Naczelny Sąd Administracyjny orzekł, że osoby, które zrzekły się polskiego obywatelstwa i wyjechały do Niemiec w poszukiwaniu lepszego życia, nie mają podstaw do odzyskania pozostawionego majątku.
– Wyrok NSA powstrzyma roszczenia przesiedleńców do Niemiec, które sięgają czasu II wojny światowej – ocenia adwokat Lech Obara, współtwórca Ruchu Prawników przeciwko Niemieckim Roszczeniom Rewindykacyjnym.
Wyrok jest bardzo ważny, ponieważ na Górnym i Dolnym Śląsku czy na Warmii i Mazurach pojawiają się osoby z przedwojennymi tytułami własności. Szperają w księgach wieczystych, fotografują nieruchomości i starają się znowu zostać Polakami. Nowa ustawa o obywatelstwie polskim z 2012 r. ułatwiła im odzyskiwanie obywatelstwa, a to z kolei otwiera drogę do dochodzenia roszczeń o mienie pozostawione w naszym kraju.

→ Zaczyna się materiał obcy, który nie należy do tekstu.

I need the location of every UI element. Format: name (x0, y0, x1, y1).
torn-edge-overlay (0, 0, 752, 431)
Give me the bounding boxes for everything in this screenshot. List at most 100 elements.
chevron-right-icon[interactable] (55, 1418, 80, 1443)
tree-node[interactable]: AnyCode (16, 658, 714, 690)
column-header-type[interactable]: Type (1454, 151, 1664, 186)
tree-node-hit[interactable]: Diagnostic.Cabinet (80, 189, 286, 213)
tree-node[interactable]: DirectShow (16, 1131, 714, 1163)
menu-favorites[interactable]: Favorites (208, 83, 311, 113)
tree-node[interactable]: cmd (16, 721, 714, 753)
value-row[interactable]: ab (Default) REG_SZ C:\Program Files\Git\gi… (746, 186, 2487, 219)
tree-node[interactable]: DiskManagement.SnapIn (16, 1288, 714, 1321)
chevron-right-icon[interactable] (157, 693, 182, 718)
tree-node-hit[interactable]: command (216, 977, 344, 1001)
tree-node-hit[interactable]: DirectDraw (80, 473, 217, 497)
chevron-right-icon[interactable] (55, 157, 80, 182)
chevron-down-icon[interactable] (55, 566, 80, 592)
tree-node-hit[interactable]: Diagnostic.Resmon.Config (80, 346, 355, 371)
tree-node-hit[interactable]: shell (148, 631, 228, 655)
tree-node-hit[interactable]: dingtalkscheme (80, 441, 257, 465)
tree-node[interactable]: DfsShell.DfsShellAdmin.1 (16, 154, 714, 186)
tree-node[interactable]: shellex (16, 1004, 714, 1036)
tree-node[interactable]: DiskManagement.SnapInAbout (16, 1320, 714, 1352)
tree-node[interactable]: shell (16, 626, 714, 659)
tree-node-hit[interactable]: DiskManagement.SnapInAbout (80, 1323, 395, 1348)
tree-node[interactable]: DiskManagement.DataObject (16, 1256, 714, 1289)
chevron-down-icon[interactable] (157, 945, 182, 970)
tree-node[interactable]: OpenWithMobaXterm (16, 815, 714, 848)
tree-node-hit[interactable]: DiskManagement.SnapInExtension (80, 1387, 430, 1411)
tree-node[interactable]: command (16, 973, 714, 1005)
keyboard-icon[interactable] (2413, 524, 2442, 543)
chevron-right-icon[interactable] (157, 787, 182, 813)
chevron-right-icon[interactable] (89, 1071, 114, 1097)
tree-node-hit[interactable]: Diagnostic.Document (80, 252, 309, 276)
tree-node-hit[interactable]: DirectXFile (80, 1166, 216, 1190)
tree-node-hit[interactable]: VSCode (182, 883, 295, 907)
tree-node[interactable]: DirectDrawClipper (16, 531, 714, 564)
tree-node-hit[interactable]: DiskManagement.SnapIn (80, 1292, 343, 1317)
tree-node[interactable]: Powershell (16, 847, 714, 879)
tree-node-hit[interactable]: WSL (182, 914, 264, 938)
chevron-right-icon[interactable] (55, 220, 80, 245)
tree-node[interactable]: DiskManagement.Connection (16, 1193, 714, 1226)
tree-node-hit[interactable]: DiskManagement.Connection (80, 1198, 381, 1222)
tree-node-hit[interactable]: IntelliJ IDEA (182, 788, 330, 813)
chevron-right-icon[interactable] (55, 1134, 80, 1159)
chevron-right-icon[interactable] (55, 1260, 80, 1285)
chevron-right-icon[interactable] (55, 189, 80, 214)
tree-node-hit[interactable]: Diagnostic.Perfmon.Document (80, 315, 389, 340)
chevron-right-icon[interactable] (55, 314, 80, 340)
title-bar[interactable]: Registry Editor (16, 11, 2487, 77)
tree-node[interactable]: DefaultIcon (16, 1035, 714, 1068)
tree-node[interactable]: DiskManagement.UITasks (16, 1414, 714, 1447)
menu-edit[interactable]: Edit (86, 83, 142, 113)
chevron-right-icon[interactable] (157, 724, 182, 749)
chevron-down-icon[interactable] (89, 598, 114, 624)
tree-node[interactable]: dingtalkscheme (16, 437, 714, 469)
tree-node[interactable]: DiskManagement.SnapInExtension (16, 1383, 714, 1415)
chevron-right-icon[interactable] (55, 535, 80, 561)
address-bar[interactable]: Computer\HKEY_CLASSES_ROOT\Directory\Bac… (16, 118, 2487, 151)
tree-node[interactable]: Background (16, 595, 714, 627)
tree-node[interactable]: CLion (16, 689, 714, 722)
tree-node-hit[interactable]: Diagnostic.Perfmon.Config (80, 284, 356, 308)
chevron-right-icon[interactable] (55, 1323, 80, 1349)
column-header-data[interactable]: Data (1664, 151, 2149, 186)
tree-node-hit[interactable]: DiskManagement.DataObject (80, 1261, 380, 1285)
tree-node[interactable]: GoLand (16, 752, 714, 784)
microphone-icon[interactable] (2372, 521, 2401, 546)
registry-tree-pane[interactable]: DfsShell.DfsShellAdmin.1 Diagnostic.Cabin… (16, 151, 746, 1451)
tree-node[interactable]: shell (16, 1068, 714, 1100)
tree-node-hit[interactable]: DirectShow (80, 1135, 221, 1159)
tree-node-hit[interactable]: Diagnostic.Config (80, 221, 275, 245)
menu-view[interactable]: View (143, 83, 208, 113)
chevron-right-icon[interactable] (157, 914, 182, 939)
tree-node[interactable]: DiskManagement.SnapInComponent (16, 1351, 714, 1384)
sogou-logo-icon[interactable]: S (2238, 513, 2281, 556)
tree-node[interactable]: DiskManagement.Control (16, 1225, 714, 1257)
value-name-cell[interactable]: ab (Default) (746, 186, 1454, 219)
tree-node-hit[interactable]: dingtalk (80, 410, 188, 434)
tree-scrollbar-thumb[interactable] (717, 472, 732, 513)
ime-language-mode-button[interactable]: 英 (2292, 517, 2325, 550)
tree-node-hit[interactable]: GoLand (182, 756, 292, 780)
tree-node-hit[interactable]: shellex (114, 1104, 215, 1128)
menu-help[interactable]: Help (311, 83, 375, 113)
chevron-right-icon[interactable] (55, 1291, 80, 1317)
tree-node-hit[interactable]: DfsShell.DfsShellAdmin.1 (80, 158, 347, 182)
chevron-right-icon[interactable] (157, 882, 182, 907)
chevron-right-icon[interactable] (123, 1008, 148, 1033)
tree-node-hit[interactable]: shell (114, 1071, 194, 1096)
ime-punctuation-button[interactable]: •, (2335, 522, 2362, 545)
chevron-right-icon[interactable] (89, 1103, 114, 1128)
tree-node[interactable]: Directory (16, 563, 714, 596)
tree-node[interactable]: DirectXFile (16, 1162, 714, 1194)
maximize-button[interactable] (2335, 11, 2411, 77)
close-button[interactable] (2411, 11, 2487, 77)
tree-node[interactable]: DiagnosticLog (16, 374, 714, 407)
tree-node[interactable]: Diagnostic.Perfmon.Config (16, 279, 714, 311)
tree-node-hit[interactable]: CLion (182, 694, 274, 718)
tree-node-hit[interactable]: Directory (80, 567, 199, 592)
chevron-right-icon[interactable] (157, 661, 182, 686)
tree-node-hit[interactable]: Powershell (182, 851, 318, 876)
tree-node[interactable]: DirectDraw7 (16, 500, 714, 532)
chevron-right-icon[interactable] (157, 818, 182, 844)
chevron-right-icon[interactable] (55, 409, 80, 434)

Szacuje się, że liczba wniosków o zwrot nieruchomości w naturze, jeśli jest ona własnością Skarbu Państwa, a gdy została sprzedana, o odszkodowania, sięga już ok. 30 tysięcy. Ta fala prędko nie opadnie, ponieważ od 1948 r. przeniosło się dobrowolnie z Polski do Niemiec przeszło milion osób.
Obecnie tzw. późni przesiedleńcy swoje roszczenia opierają m.in. na art. 21 konstytucji. Dopuszcza on wywłaszczenie jedynie wówczas, gdy jest dokonywane na cele publiczne i za słusznym odszkodowaniem.